Jogando Petróleo no Ventilador Parte 1

por Felipe Teixeira

Quando a Arábia Saudita – tida como líder político da Organização dos Países Exportadores de Petróleo (OPEP) – trouxe sua agenda política para os mercados internacionais de petróleo o mundo tremeu. Foi um golpe astuto, executado de forma que seus danos foram pequenos quando comparados aos de seus inimigos. A decisão da OPEP foi que os preços do petróleo iriam cair (e muito). Esse movimento mudou o cenário político mundial e nós estamos aqui para lhe contar o bafafa que isso deu![1]

Sergio e Felipe fizeram esses dois posts para lhes contar o que aconteceu com o mundo quando a Arábia Saudita decide brincar de jogar o petróleo no ventilador.

Jogando Petróleo no ventilador, Parte 1:

NAFTA:

O grupo formado pelos países da América do Norte anda relativamente blindado aos problemas que vêm do Oriente Médio. A produção do Canadá e do México seguem alimentando os Estados Unidos. Porém, além do maior consumidor de derivados de petróleo do mundo, os Estados Unidos agora são também um dos maiores produtores.[2]
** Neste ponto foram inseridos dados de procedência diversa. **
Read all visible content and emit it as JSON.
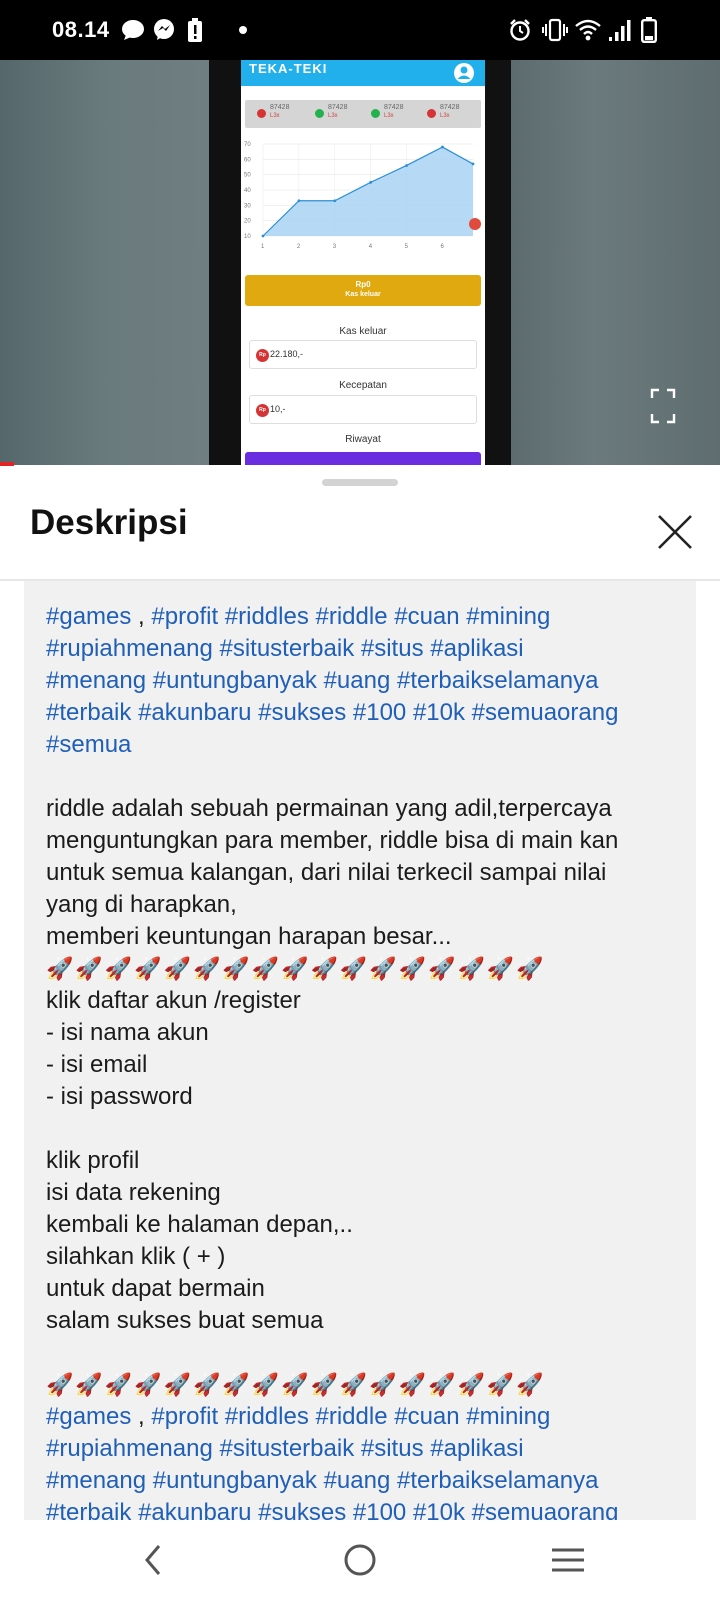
{
  "status_bar": {
    "time": "08.14",
    "left_icons": [
      "chat-bubble-icon",
      "messenger-icon",
      "battery-alert-icon",
      "dot-icon"
    ],
    "right_icons": [
      "alarm-icon",
      "vibrate-icon",
      "wifi-icon",
      "signal-icon",
      "battery-icon"
    ]
  },
  "video": {
    "app": {
      "title": "TEKA-TEKI",
      "ticker": [
        {
          "value": "87428",
          "sub": "L3x",
          "color": "#d63434"
        },
        {
          "value": "87428",
          "sub": "L3x",
          "color": "#22b14c"
        },
        {
          "value": "87428",
          "sub": "L3x",
          "color": "#22b14c"
        },
        {
          "value": "87428",
          "sub": "L3x",
          "color": "#d63434"
        }
      ],
      "cash_button": {
        "amount": "Rp0",
        "label": "Kas keluar"
      },
      "fields": [
        {
          "label": "Kas keluar",
          "value": "22.180,-"
        },
        {
          "label": "Kecepatan",
          "value": "10,-"
        }
      ],
      "history_label": "Riwayat",
      "currency_badge": "Rp"
    },
    "fullscreen_icon": "fullscreen-icon"
  },
  "chart_data": {
    "type": "area",
    "x": [
      1,
      2,
      3,
      4,
      5,
      6,
      6.85
    ],
    "y": [
      10,
      33,
      33,
      45,
      56,
      68,
      57
    ],
    "x_ticks": [
      "1",
      "2",
      "3",
      "4",
      "5",
      "6"
    ],
    "y_ticks": [
      "10",
      "20",
      "30",
      "40",
      "50",
      "60",
      "70"
    ],
    "xlim": [
      1,
      6.85
    ],
    "ylim": [
      10,
      70
    ],
    "fill_color": "#a9d4f5",
    "line_color": "#2b8fd6",
    "grid": true
  },
  "sheet": {
    "title": "Deskripsi",
    "close_icon": "close-icon",
    "description": {
      "hashtags_top": [
        [
          {
            "t": "#games",
            "tag": true
          },
          {
            "t": " , ",
            "tag": false
          },
          {
            "t": "#profit",
            "tag": true
          },
          {
            "t": " ",
            "tag": false
          },
          {
            "t": "#riddles",
            "tag": true
          },
          {
            "t": " ",
            "tag": false
          },
          {
            "t": "#riddle",
            "tag": true
          },
          {
            "t": " ",
            "tag": false
          },
          {
            "t": "#cuan",
            "tag": true
          },
          {
            "t": " ",
            "tag": false
          },
          {
            "t": "#mining",
            "tag": true
          }
        ],
        [
          {
            "t": "#rupiahmenang",
            "tag": true
          },
          {
            "t": " ",
            "tag": false
          },
          {
            "t": "#situsterbaik",
            "tag": true
          },
          {
            "t": " ",
            "tag": false
          },
          {
            "t": "#situs",
            "tag": true
          },
          {
            "t": " ",
            "tag": false
          },
          {
            "t": "#aplikasi",
            "tag": true
          }
        ],
        [
          {
            "t": "#menang",
            "tag": true
          },
          {
            "t": " ",
            "tag": false
          },
          {
            "t": "#untungbanyak",
            "tag": true
          },
          {
            "t": " ",
            "tag": false
          },
          {
            "t": "#uang",
            "tag": true
          },
          {
            "t": " ",
            "tag": false
          },
          {
            "t": "#terbaikselamanya",
            "tag": true
          }
        ],
        [
          {
            "t": "#terbaik",
            "tag": true
          },
          {
            "t": " ",
            "tag": false
          },
          {
            "t": "#akunbaru",
            "tag": true
          },
          {
            "t": " ",
            "tag": false
          },
          {
            "t": "#sukses",
            "tag": true
          },
          {
            "t": " ",
            "tag": false
          },
          {
            "t": "#100",
            "tag": true
          },
          {
            "t": " ",
            "tag": false
          },
          {
            "t": "#10k",
            "tag": true
          },
          {
            "t": " ",
            "tag": false
          },
          {
            "t": "#semuaorang",
            "tag": true
          }
        ],
        [
          {
            "t": "#semua",
            "tag": true
          }
        ]
      ],
      "body_lines_1": [
        "riddle adalah sebuah permainan yang adil,terpercaya",
        "menguntungkan para member, riddle bisa di main kan",
        "untuk semua kalangan, dari nilai terkecil sampai nilai",
        "yang di harapkan,",
        "memberi keuntungan harapan besar..."
      ],
      "rocket_row": "🚀🚀🚀🚀🚀🚀🚀🚀🚀🚀🚀🚀🚀🚀🚀🚀🚀",
      "body_lines_2": [
        "klik daftar akun /register",
        "- isi nama akun",
        "- isi email",
        "- isi password"
      ],
      "body_lines_3": [
        "klik profil",
        "isi data rekening",
        "kembali ke halaman depan,..",
        "silahkan klik ( + )",
        "untuk dapat bermain",
        "salam sukses buat semua"
      ]
    }
  },
  "nav_bar": {
    "buttons": [
      "back-icon",
      "home-icon",
      "recents-icon"
    ]
  }
}
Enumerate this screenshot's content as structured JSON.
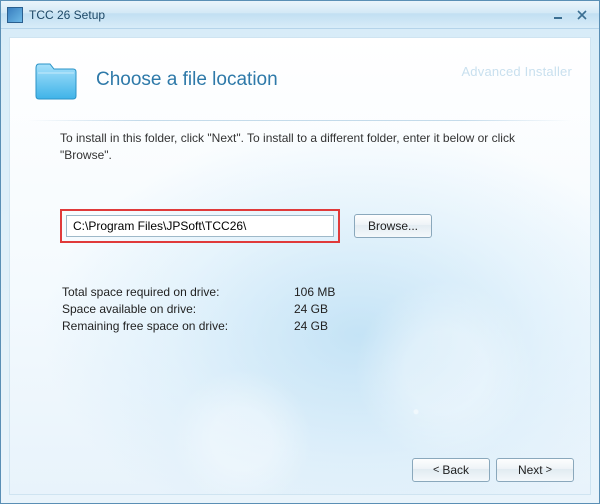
{
  "window": {
    "title": "TCC 26 Setup"
  },
  "watermark": "Advanced Installer",
  "heading": "Choose a file location",
  "instruction": "To install in this folder, click \"Next\". To install to a different folder, enter it below or click \"Browse\".",
  "path": {
    "value": "C:\\Program Files\\JPSoft\\TCC26\\",
    "browse_label": "Browse..."
  },
  "stats": {
    "required_label": "Total space required on drive:",
    "required_value": "106 MB",
    "available_label": "Space available on drive:",
    "available_value": "24 GB",
    "remaining_label": "Remaining free space on drive:",
    "remaining_value": "24 GB"
  },
  "footer": {
    "back_label": "Back",
    "next_label": "Next"
  }
}
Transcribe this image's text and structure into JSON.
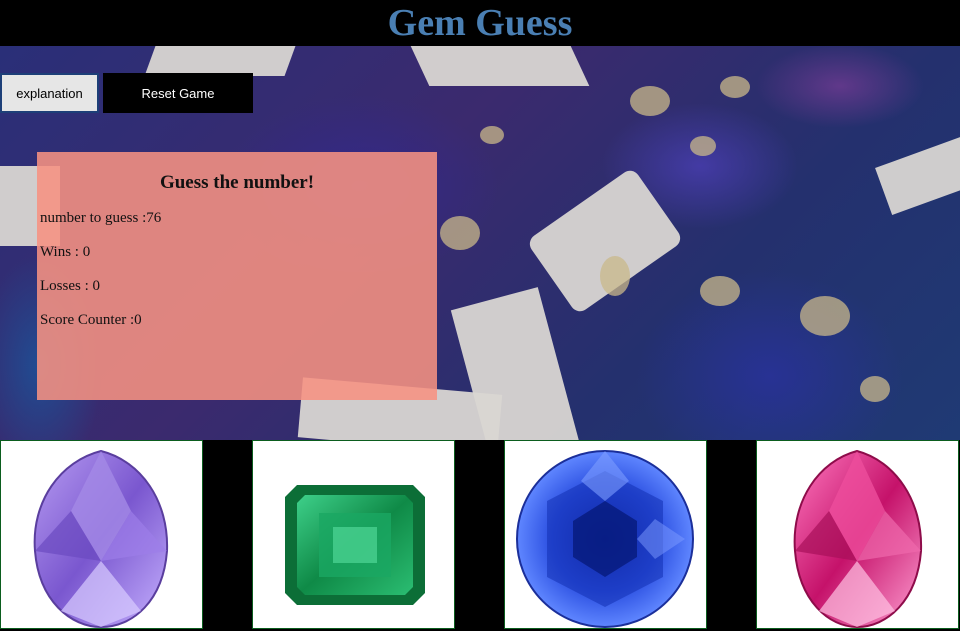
{
  "header": {
    "title": "Gem Guess"
  },
  "controls": {
    "explanation_label": "explanation",
    "reset_label": "Reset Game"
  },
  "panel": {
    "heading": "Guess the number!",
    "target_label": "number to guess :76",
    "wins_label": "Wins : 0",
    "losses_label": "Losses : 0",
    "score_label": "Score Counter :0"
  },
  "gems": [
    {
      "name": "purple gem",
      "color": "#8e6fd8"
    },
    {
      "name": "green gem",
      "color": "#1c9a55"
    },
    {
      "name": "blue gem",
      "color": "#1f3fc9"
    },
    {
      "name": "pink gem",
      "color": "#d8287e"
    }
  ],
  "colors": {
    "title": "#4a7fb3",
    "panel": "#f69282",
    "header_bg": "#000000"
  }
}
A exploração do gás de xisto na maior economia do mundo alimenta sua fome de petróleo. Esse meio de produção, embora mais caro que a exploração convencional, se mantém lucrativo por uma margem pequena. As empresas endividadas e de menor eficiência já estão enfrentando dificuldades financeiras, mas isso somente abre oportunidade para as consolidadas realizarem fusões e aquisições.
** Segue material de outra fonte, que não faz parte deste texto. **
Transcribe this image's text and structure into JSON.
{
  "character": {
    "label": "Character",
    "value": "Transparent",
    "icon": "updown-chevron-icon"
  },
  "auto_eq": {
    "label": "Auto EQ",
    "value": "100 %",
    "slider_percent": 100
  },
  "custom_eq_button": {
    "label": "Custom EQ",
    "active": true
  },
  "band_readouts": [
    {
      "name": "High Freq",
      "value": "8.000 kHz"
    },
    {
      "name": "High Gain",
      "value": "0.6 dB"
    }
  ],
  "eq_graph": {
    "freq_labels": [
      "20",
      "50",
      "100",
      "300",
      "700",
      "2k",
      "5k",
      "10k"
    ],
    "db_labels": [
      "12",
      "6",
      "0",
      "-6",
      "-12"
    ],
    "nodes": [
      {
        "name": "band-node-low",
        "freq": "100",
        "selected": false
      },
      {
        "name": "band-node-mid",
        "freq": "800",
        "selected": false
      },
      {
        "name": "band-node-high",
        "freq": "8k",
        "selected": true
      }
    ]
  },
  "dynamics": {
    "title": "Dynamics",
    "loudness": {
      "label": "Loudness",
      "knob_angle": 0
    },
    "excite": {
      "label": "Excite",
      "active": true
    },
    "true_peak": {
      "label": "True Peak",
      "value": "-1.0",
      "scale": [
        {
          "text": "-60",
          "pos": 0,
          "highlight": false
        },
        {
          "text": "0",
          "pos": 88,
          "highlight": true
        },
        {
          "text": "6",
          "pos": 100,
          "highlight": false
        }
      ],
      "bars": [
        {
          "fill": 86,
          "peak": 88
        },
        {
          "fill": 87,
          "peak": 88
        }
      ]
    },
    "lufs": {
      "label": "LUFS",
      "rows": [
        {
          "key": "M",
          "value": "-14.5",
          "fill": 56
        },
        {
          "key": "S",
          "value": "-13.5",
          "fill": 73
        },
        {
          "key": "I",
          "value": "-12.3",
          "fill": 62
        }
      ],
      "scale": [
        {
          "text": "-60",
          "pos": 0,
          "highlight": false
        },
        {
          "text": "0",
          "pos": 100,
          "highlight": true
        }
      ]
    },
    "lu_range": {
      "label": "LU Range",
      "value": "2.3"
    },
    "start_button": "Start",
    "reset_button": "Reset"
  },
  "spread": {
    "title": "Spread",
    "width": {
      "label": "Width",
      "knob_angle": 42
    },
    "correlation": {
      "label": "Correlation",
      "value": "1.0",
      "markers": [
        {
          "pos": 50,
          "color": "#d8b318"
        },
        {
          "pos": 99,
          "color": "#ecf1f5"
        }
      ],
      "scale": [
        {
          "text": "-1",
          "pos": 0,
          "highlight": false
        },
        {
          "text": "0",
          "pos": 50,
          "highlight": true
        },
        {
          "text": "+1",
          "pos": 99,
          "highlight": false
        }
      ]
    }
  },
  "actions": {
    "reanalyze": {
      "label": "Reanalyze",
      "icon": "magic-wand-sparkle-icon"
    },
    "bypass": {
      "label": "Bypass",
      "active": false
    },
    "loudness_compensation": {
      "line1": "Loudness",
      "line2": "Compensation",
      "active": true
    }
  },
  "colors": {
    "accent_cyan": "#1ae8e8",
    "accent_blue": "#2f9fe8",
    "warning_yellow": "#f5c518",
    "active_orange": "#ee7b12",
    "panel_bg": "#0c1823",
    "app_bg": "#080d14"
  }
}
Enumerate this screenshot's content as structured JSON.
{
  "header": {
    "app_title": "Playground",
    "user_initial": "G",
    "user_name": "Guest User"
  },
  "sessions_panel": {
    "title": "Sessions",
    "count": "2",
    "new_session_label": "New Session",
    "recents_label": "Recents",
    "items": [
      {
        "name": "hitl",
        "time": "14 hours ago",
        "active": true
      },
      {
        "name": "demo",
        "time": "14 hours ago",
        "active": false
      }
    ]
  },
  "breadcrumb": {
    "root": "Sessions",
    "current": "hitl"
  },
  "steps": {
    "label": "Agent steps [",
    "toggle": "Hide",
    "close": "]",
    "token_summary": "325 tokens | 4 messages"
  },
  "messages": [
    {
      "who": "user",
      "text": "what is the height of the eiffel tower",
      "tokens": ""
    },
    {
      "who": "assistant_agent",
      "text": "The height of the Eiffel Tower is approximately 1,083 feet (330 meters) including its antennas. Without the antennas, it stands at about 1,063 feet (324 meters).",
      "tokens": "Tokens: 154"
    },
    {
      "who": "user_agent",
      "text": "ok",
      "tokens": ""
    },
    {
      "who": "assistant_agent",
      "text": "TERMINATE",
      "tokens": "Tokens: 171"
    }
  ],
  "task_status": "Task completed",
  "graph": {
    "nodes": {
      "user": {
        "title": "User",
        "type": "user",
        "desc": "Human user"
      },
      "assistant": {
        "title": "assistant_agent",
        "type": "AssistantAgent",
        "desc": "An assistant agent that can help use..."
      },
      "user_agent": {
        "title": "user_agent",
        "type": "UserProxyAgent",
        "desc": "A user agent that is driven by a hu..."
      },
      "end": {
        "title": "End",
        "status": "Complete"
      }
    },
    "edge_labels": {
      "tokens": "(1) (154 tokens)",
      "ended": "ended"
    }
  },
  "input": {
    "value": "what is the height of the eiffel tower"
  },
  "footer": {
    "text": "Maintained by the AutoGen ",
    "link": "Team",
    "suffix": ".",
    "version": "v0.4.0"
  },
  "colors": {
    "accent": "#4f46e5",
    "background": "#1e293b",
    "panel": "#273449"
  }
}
No fundo a situação americana fica dividida. Os estados produtores de gás de xisto enfrentam dificuldades enquanto os estados que se beneficiam de matéria prima barata (alô, califórnia!) lucram. Perdas e ganhos se mantém equilibrados no país como um todo.[3]
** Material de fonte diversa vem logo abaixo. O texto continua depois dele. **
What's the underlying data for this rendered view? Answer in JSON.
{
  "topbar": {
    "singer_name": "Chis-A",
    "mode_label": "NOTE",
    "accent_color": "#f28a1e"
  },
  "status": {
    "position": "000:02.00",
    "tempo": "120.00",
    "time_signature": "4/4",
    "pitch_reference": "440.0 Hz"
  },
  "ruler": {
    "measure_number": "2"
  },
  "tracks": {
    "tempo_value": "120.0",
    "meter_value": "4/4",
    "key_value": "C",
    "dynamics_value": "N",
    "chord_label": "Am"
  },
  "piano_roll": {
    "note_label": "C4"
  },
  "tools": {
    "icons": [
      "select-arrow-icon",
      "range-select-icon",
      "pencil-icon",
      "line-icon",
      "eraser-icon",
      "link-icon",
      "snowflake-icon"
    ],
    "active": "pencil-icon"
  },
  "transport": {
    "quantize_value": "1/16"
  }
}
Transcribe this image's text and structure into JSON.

Pelo menos nessa parte do mundo as coisas seguem normalmente, enquanto os Estados Unidos assistem de camarote vários rivais/agitadores políticos (sobre Irã e Rússia, saiba mais na Parte 2) entrarem em crise.

América do Sul

Venezuela e Equador vivem situações parecidas, mas com respostas diferentes dos governos. Com a maior parte de suas exportações baseadas em petróleo não-refinado a Venezuela sofreu um verdadeiro revés com a queda dos preços. Hoje falta de tudo na economia do país a crise de abastecimento é piorada pela inflação. Por enquanto o governo se mostra incapaz de conter a crise.

Já o Equador também depende muito de petróleo em suas exportações, porém o presidente e economista Rafael Correa foi capaz de apertar os cintos da economia através de reformas e assegurou empréstimos com a China para equilibrar as dívidas. Apesar de ter sofrido um golpe, a economia segura as pontas e parece estar aproveitando o momento para cortar o desnecessário da máquina pública.[4]

África:

Três dos grandes produtores de petróleo da África estão passando por diversas dificuldades em equilibrar suas contas públicas. Os gastos financiados com os lucros do petróleo se mantém em situação difícil de cobrir e os sistemas obsoletos e ineficientes de produção torna a situação impossível de cobrir. Em uma tentativa de manter os preços competitivos, os governos vêm concedendo benefícios fiscais o que expande ainda mais seus gastos. [5]

Os três países tentaram na OPEP reverter a situação dos preços, mas seus apelos caíram em ouvidos surdos. No momento a situação desses países é insustentável.[6]

Brasil:

Assim como nos Estados Unidos aqui no Brasil a coisa não é preto no branco. A situação é mais complicada do que se imagina. Enquanto os baixos preços do petróleo alimentam as agroindústrias que utilizam esses insumos, seria preferível para o Brasil que o preço aumentasse; dessa forma haveriam mais investidores interessados no pré-sal.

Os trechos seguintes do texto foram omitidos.